Wilson sought to attract customers by demonstrating that his supply chain had as few links as possible. With fewer exchanges and fewer intermediaries attempting to earn profits during each exchange, he could “sell on the lowest terms” to colonial consumers. Thanks to his shrewd arrangements with “the manufactories and importers” in England, Wilson assured potential customers that they paid only what was necessary rather than contributing to the wealth of faraway merchants.

July 2

What was advertised in a colonial American newspaper 250 years ago today?

Jul 2 - 7:2:1767 Pennsylvania Gazette
Pennsylvania Gazette (July 2, 1767).

“A Variety of other Articles (advertised in the May Papers).”

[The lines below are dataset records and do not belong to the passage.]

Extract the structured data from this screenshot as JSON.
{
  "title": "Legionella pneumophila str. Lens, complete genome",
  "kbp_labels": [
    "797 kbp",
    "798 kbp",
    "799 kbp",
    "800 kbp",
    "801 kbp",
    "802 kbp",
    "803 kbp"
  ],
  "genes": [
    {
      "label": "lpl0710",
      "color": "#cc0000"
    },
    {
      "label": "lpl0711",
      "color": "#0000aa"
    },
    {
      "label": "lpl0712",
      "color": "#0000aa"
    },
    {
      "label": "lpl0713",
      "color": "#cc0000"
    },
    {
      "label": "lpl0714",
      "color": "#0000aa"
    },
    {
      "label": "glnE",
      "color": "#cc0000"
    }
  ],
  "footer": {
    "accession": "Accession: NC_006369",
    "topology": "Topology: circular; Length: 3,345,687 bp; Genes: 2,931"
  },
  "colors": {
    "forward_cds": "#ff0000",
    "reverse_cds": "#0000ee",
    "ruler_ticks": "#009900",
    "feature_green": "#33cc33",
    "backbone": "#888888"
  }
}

In an advertisement in the July 2, 1767, issue of the Pennsylvania Gazette, Philip Wilson announced that he sold “A NEAT assortment of Merchandize” at his store on Front Street, just three doors down from “the Tea-pot, at Chestnut-street Corner.” He listed more than a dozen specific items, but also indicated that he carried “a Variety of other Articles (advertised in the May Papers).”

This note near the end of the Wilson’s advertisement suggests how he imagined colonial consumers interacted with advertisement in their local newspapers. Most likely he did not expect readers to remember the particulars of his advertisements published two months earlier, not given that during that time the Pennsylvania Gazette regularly included a four-page supplement devoted exclusively to advertising in addition to all of the advertising in each standard issue. In addition, residents of Philadelphia were also exposed to advertisements in the Pennsylvania Chronicle and the Pennsylvania Journal. The proliferation of newspaper advertising that occurred in Philadelphia by the 1760s made it unlikely that readers would remember Wilson’s original notice unless it included especially noteworthy or innovative appeals to distinguish it from others. (It did not.)

Jul 2 - 5:14:1767 Pennsylvania Gazette.jpg
Pennsylvania Gazette (May 14, 1767).

Instead, Wilson assumed that his potential customers were active readers – very active readers – who had access to issues of the Pennsylvania Gazette published and distributed weeks earlier. In mentioning that he had previously advertised and listed a greater assortment of merchandise, he offered directions for locating a more complete accounting of his wares, anticipating that at least some readers would take the time and make the effort to do so. In turn, Wilson’s reference to his advertisements in previous issues suggests that some subscribers held onto their newspapers for some time before discarding them. Some of those subscribers may have included proprietors of coffeehouses, establishments known for providing newspapers among the many amenities offered to patrons.

Wilson was not alone in making assumptions that readers would look for advertisement inserted in previous issues.  Samuel Nightingale, Jr., deployed a similar technique in the Providence Gazette the previous November, though he directed readers to specific issues by number.

The masthead of the Pennsylvania Gazette proclaimed that it “Contain[ed] the Freshest Advices, Foreign and Domestic,” but some subscribers and coffeehouses likely created small archives of what was becoming old news (and advertisements), at least going back a few months, for perusal and reference. Philip Wilson assumed potential customers had some way to access a list of the “Variety of other Articles (advertised in the May Papers).”